R is a big, complicated, messy, powerful, extensible framework for computing and graphing statistics. Written as a freeware version of the S language, it’s widespread availability and use have resulted in several vendors supplying R interfaces to their products.

There are five things that you should remember about R. Doing so will help you in thinking about how to work with R, and, more importantly, when R proves stubborn and insists that it doesn’t know what you’re talking about.

First thing to remember is that underneath it all, R is an object oriented language. That means, for example, that the expression “x <- 3” is actually invoking a function of the x instance: e.g. x.assign(3).

Second, almost everything in R is expressed as a vector or a group of vectors. Although x <- 1 looks like a scalar variable, it’s actually a 1-dimensional array (vector) with length 1. Similarly, v <- c(1,2,3,4,5) is a 1×5 vector (length(v) is 5).

As regards data structures, almost everything in R is defined as a vector: each element of a vector can be addressed by a numerical index (e.g. v[3] … subscripts in R are 1-based as in Python, not 0-based as in Perl or C). That means that scalar values (such as x) are actually a vector of length 1. The command (function) to create a vector is c(), and can contain all numbers, all character strings, or a mixture of the two.

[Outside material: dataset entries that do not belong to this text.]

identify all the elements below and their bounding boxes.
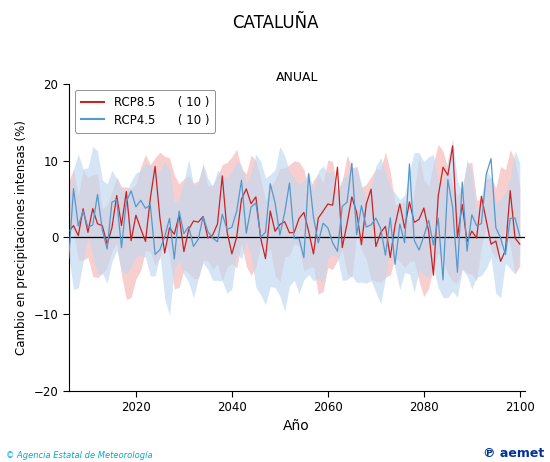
Y-axis label: Cambio en precipitaciones intensas (%): Cambio en precipitaciones intensas (%) xyxy=(15,120,28,355)
Text: ℗ aemet: ℗ aemet xyxy=(483,447,544,460)
X-axis label: Año: Año xyxy=(283,419,310,433)
Title: ANUAL: ANUAL xyxy=(276,71,318,84)
Text: CATALUÑA: CATALUÑA xyxy=(232,14,318,32)
Legend: RCP8.5      ( 10 ), RCP4.5      ( 10 ): RCP8.5 ( 10 ), RCP4.5 ( 10 ) xyxy=(75,90,215,133)
Text: © Agencia Estatal de Meteorología: © Agencia Estatal de Meteorología xyxy=(6,451,152,460)
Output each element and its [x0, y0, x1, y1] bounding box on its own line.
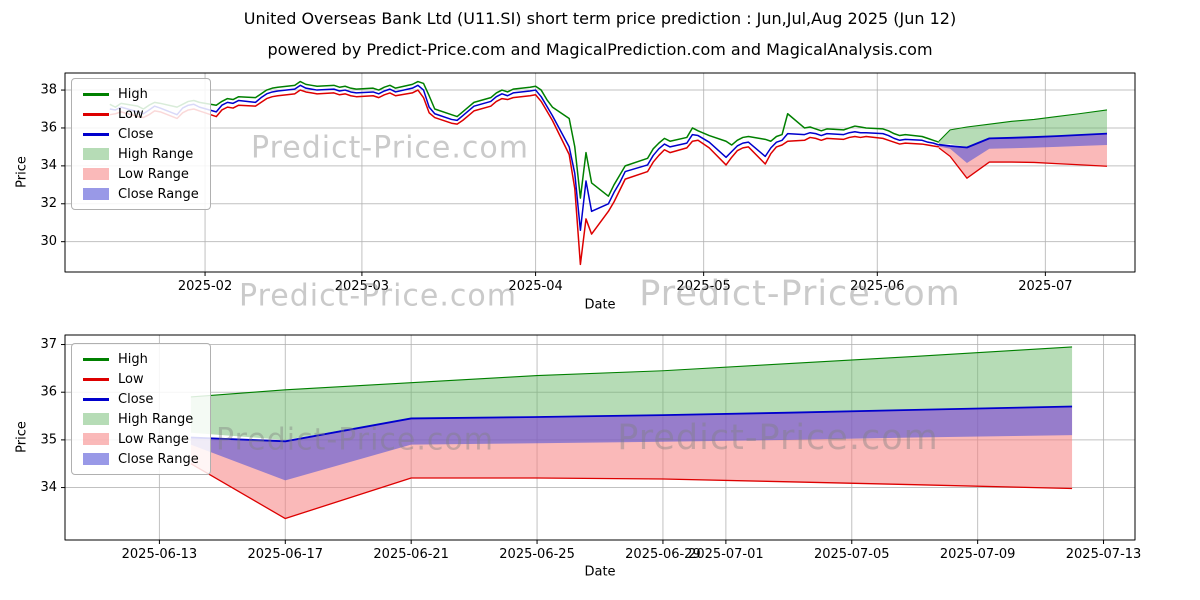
legend-label-high-range: High Range: [118, 411, 194, 427]
legend-item-high: High: [83, 351, 199, 367]
legend-label-high: High: [118, 351, 148, 367]
close-line-swatch: [83, 132, 109, 136]
low-range-swatch: [83, 168, 109, 180]
legend-item-low: Low: [83, 371, 199, 387]
bottom-chart-ylabel: Price: [14, 421, 30, 453]
high-line-swatch: [83, 357, 109, 361]
legend-label-high: High: [118, 86, 148, 102]
low-line-swatch: [83, 112, 109, 116]
legend-label-high-range: High Range: [118, 146, 194, 162]
bottom-chart-xlabel: Date: [584, 564, 616, 580]
high-range-swatch: [83, 413, 109, 425]
high-range-swatch: [83, 148, 109, 160]
low-line-swatch: [83, 377, 109, 381]
legend-label-low-range: Low Range: [118, 166, 189, 182]
legend-label-close: Close: [118, 391, 154, 407]
high-line-swatch: [83, 92, 109, 96]
top-chart-ylabel: Price: [14, 156, 30, 188]
legend-item-low: Low: [83, 106, 199, 122]
legend-label-low: Low: [118, 106, 144, 122]
legend-top-chart: High Low Close High Range Low Range Clos…: [71, 78, 211, 210]
legend-label-low: Low: [118, 371, 144, 387]
top-chart-xlabel: Date: [584, 297, 616, 313]
legend-item-high-range: High Range: [83, 411, 199, 427]
legend-item-high-range: High Range: [83, 146, 199, 162]
legend-item-close: Close: [83, 391, 199, 407]
legend-label-close: Close: [118, 126, 154, 142]
legend-label-close-range: Close Range: [118, 186, 199, 202]
legend-item-low-range: Low Range: [83, 431, 199, 447]
legend-item-close: Close: [83, 126, 199, 142]
legend-item-low-range: Low Range: [83, 166, 199, 182]
legend-item-close-range: Close Range: [83, 186, 199, 202]
legend-bottom-chart: High Low Close High Range Low Range Clos…: [71, 343, 211, 475]
low-range-swatch: [83, 433, 109, 445]
close-range-swatch: [83, 188, 109, 200]
legend-item-high: High: [83, 86, 199, 102]
legend-label-low-range: Low Range: [118, 431, 189, 447]
legend-item-close-range: Close Range: [83, 451, 199, 467]
legend-label-close-range: Close Range: [118, 451, 199, 467]
close-line-swatch: [83, 397, 109, 401]
close-range-swatch: [83, 453, 109, 465]
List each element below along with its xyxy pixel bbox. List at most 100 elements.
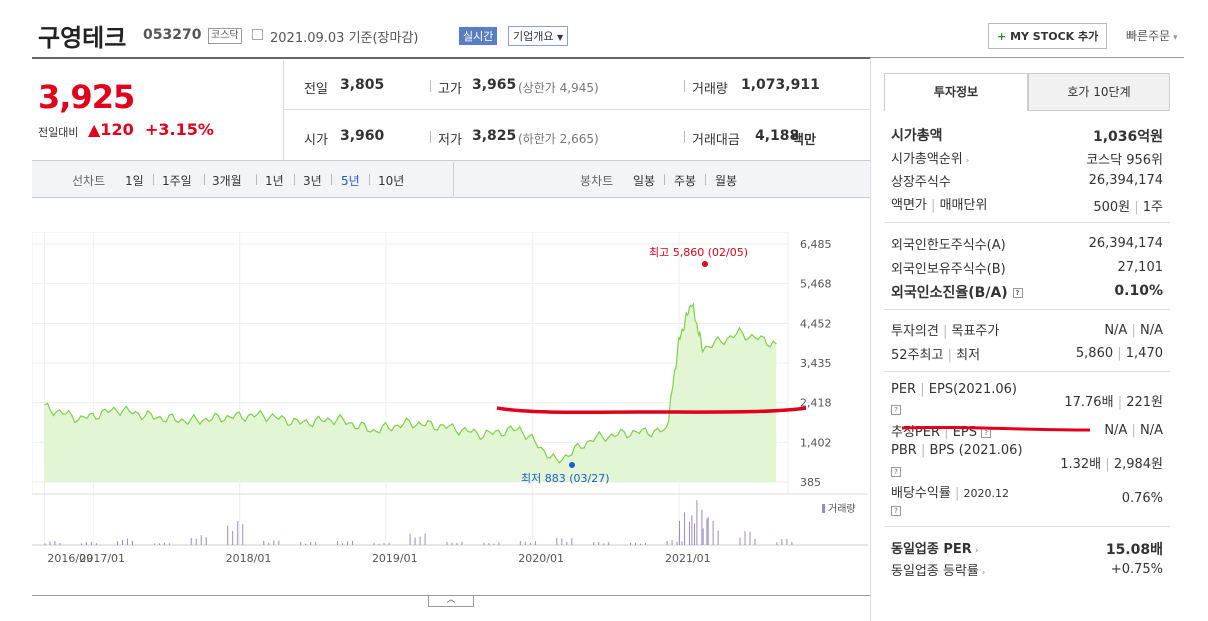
volume-bar [676,541,678,545]
target-label: 목표주가 [951,324,1000,339]
volume-bar [190,537,192,545]
volume-bar [776,542,778,545]
volume-bar [200,535,202,545]
divider [684,80,685,92]
period-3y[interactable]: 3년 [303,174,322,188]
volume-bar [529,542,531,545]
candle-monthly[interactable]: 월봉 [715,174,738,188]
period-10y[interactable]: 10년 [378,174,405,188]
collapse-chart-button[interactable]: ︿ [428,596,474,607]
amount-label: 거래대금 [692,133,740,148]
w52-low-label: 최저 [956,348,981,363]
candle-daily[interactable]: 일봉 [633,174,656,188]
volume-bar [273,540,275,545]
low-marker-label: 최저 883 (03/27) [521,472,610,485]
volume-bar [488,543,490,545]
chevron-right-icon: › [978,568,986,578]
help-icon[interactable]: ? [891,466,901,477]
plus-icon: + [997,30,1007,43]
volume-bar [712,520,714,545]
volume-bar [409,533,411,545]
volume-bar [681,541,683,545]
market-cap-rank-link[interactable]: 시가총액순위 › [891,148,969,167]
w52-low-value: 1,470 [1125,346,1163,361]
volume-bar [717,530,719,545]
quick-order-button[interactable]: 빠른주문 ▾ [1126,27,1178,44]
volume-bar [571,538,573,545]
volume-bar [342,543,344,545]
y-tick-label: 385 [800,476,821,489]
candle-weekly[interactable]: 주봉 [674,174,697,188]
help-icon[interactable]: ? [891,404,901,415]
period-3m[interactable]: 3개월 [212,174,242,188]
divider [331,174,332,185]
volume-bar [630,542,632,545]
volume-bar [352,541,354,545]
sector-rate-link[interactable]: 동일업종 등락률 › [891,560,985,579]
volume-bar [524,541,526,545]
foreign-limit-label: 외국인한도주식수(A) [891,238,1006,253]
candle-chart-label: 봉차트 [580,174,614,188]
price-series [44,302,777,482]
quote-row-divider [283,109,870,110]
tab-invest-info[interactable]: 투자정보 [884,73,1028,111]
per-value: 17.76배 [1064,395,1114,410]
price-area [44,304,777,482]
volume-bar [49,541,51,545]
period-1y[interactable]: 1년 [265,174,284,188]
volume-bar [388,542,390,545]
chevron-right-icon: › [971,546,979,556]
shares-label: 상장주식수 [891,175,951,190]
period-5y[interactable]: 5년 [341,174,360,188]
volume-bars: 거래량 [32,493,868,546]
volume-label: 거래량 [828,503,856,515]
volume-bar [603,543,605,545]
divider [256,174,257,185]
volume-bar [702,528,704,545]
volume-bar [44,543,46,545]
current-price: 3,925 [38,78,135,116]
high-marker-dot [702,261,708,267]
tab-order-book[interactable]: 호가 10단계 [1028,73,1170,111]
volume-bar [126,538,128,545]
chart-bottom-rule [32,595,870,596]
price-chart[interactable]: 6,485 5,468 4,452 3,435 2,418 1,402 385 거래량 20… [32,232,870,577]
open-label: 시가 [304,133,328,148]
y-tick-label: 1,402 [800,436,832,449]
section-divider [884,371,1170,372]
volume-bar [85,542,87,545]
volume-bar [232,530,234,545]
volume-bar [561,538,563,545]
period-1d[interactable]: 1일 [125,174,144,188]
add-mystock-button[interactable]: + MY STOCK 추가 [988,23,1108,49]
chevron-down-icon: ▼ [556,33,564,42]
volume-bar [498,542,500,545]
volume-bar [593,542,595,545]
volume-bar [461,541,463,545]
x-tick-label: 2016/09 [47,552,93,565]
right-panel-border [870,58,871,621]
pbr-value: 1.32배 [1060,457,1102,472]
help-icon[interactable]: ? [891,505,901,516]
volume-bar [414,537,416,545]
foreign-hold-label: 외국인보유주식수(B) [891,262,1006,277]
est-per-value: N/A [1104,423,1128,438]
top-divider [32,57,870,59]
volume-bar [90,541,92,545]
foreign-limit-value: 26,394,174 [1088,236,1163,251]
divider [204,174,205,185]
foreign-ratio-label: 외국인소진율(B/A) [891,285,1008,301]
divider [153,174,154,185]
company-info-dropdown[interactable]: 기업개요 ▼ [508,26,569,46]
help-icon[interactable]: ? [1012,288,1023,298]
quote-divider [283,60,284,160]
sector-per-link[interactable]: 동일업종 PER › [891,538,979,557]
period-1w[interactable]: 1주일 [162,174,192,188]
volume-bar [701,509,703,545]
low-value: 3,825 [472,128,517,144]
company-info-label: 기업개요 [513,30,554,43]
realtime-button[interactable]: 실시간 [459,27,498,45]
volume-label: 거래량 [692,82,728,97]
volume-bar [131,540,133,545]
market-badge: 코스닥 [208,28,242,44]
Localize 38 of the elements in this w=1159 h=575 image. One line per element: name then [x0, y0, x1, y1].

Third, all commands in R are actually functions. Hence, you must type in either quit() or q() to exit R. q is a variable within a R workspace. Simply typing in q will provide you with a definition of that function (the same as str(q)).

 

Fourth, since R is object oriented, and since we have said various operators are implemented as functions, it’s no surprise that there are multiple commands in R that are much like virtual functions in other OO languages. Consider the summary() function. It’s behavior will differ markedly depending on the class of the object passed as an argument. For instance, summary(x) will print basic summary statistics about each row if x is a data frame, but may generate a mosaic plot if x is a table. The plot() function works the same way. (We’ll see an example of that in one of our labs). Finally, most commands in R have a large number of default arguments. For example, the lm() function (univariate regression), looks like this:

lm(formula, data, subset, weights, na.action, method = “qr”, model = TRUE, x = FALSE, y = FALSE, qr = TRUE, singular.ok = TRUE, contrasts = NULL, offset, …)

For simple regression, the usual invocation is lm(var1 ~ var2, data=). Other parameters take on a default value, or may not be needed based on the type of variables provided in the function call. Usually the simple invocation “just works” given the choice of default values. However, you may need to apply one of more of these parameters in order to get different visual results. The command help(lm) or ?lm will provide more detail in the style of *nix manual pages – the documentation will describe the arguments, types, default values, etc., but it won’t explain how or when to use this particular function.